La sinfonia dei tagli si sta accordando, e la melodia è ben nota: meno persone, più margini, e un’organizzazione che si immagina in equilibrio su una corda tesa sul baratro dell’umana decenza. Ma come avverrà questa benedetta riorganizzazione? Si spera che l’eliminazione di qualche cervello rallentato riesca a salvare la baracca.

Un balletto crudele fra manager e dipendenti

Nel magico mondo dell’azienda, dove ogni taglio è una «ottimizzazione», i manager si dilettano a chiamare i lavoratori superflui con appellativi gentili come «costi inutili» o, molto più tragicomico, «peso». Certo, perché in fondo una sedia vuota è meglio di una mente che potrebbe criticare l’assurdità della situazione. E che dire di quei pochi dirigenti che temono per il proprio scranno?
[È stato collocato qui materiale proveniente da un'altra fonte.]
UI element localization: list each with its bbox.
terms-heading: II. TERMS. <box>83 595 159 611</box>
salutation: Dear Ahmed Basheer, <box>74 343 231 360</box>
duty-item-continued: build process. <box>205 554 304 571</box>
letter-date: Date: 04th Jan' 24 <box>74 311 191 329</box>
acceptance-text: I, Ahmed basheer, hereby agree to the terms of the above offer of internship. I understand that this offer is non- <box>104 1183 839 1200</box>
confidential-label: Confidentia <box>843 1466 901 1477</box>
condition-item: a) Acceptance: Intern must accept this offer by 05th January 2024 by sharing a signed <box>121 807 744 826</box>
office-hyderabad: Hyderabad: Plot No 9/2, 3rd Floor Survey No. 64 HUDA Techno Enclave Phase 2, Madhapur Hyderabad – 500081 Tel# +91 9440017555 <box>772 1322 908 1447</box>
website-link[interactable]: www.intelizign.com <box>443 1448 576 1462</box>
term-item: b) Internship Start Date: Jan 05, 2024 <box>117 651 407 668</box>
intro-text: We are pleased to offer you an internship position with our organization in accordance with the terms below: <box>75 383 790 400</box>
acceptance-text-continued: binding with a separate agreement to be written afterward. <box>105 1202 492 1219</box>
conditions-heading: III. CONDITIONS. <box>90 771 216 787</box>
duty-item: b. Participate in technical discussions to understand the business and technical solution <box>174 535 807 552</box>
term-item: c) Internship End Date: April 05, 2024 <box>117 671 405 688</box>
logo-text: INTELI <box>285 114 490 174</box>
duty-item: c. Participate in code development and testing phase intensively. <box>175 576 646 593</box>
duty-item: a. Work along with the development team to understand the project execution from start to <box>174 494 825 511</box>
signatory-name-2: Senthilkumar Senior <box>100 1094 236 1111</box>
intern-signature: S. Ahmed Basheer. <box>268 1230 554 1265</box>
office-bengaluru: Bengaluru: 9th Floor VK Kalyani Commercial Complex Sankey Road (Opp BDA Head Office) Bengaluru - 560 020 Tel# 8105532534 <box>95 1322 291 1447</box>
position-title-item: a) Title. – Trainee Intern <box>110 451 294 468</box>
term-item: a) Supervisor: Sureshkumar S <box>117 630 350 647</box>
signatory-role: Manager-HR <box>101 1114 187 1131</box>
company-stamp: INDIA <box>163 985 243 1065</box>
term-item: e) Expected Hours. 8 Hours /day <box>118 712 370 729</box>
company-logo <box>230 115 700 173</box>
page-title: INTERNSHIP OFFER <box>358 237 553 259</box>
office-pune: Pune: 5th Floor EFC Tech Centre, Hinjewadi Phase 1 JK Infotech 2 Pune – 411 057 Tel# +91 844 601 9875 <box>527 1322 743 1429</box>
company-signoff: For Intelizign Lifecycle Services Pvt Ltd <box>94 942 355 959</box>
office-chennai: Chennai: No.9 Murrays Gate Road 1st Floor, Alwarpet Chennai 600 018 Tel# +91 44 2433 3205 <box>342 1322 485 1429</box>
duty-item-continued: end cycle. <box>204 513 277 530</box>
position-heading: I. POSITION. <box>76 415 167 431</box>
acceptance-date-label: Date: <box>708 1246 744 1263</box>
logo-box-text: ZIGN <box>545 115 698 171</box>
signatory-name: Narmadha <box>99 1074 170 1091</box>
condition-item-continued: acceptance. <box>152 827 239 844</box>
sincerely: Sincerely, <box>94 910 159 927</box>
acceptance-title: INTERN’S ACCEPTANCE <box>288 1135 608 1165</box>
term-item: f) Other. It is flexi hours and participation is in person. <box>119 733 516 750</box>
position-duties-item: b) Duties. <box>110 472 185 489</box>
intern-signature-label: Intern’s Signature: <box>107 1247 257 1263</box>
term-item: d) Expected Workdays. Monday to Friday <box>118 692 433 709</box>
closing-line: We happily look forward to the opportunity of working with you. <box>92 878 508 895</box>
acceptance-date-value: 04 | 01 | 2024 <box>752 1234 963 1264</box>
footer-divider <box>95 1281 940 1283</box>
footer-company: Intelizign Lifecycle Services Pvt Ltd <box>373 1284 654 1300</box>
Il full remote diventa una nuova forma di isolamento strategico: meno faccia a faccia, meno resistenza. La solitudine come arma corporativa.

Quel che resta è un quadro surreale, con dipendenti sparpagliati, spesso a casa propria, a sperare che i tagli risparmino almeno la loro scrivania virtuale. L’idea romantica di un futuro in cui la produttività è un gioco da computer e le persone non son altro che numeri su un foglio di calcolo è più viva che mai. Complimenti!

Il volto nascosto dell’efficienza

Chi sostiene che la riduzione del personale equivalga a un miglioramento dell’efficienza aziendale avrà sicuramente un rapporto molto stretto con il mondo della fantasia. Ridurre i dipendenti a costi variabili sull’altare del profitto è il mantra di ogni amministratore moderno, che ignora con sorprendente incoscienza la ricchezza umana fatta di competenze, esperienze e – perché no? – emozioni.

Perché preoccuparsi dunque di creare ambienti di lavoro dignitosi o di investire nelle persone quando si può giocare al risiko con vite altrui? L’importante è far quadrare il bilancio, anche se i numeri si nutrono della disperazione e del precariato mascherato da innovazione digitale.

Milano, sempre più un luogo di lavoro precario e virtuale

Milano, capitale italiana di tutto ciò che si dice novità lavorative, è ormai il teatro perfetto per questa drammatica operetta. La città che valorizza il design e la tecnologia, quella che sogna l’ufficio del futuro, si ritrova a gestire una compagnia di fantasmi digitali, sospesi tra casa e schermo, tra ansie da prestazione e timori di licenziamento.

Il paradosso è dolce e amaro: mentre si vantano modelli di smart working rivoluzionari, si impongono tagli senza scrupoli; mentre si promuove il benessere aziendale, si espellono lavoratori catalogati come «peso». Un cabaret dell’assurdo, insomma, dove il lavoro è liquido e le persone, ahimè, nemmeno liquide ma evaporate.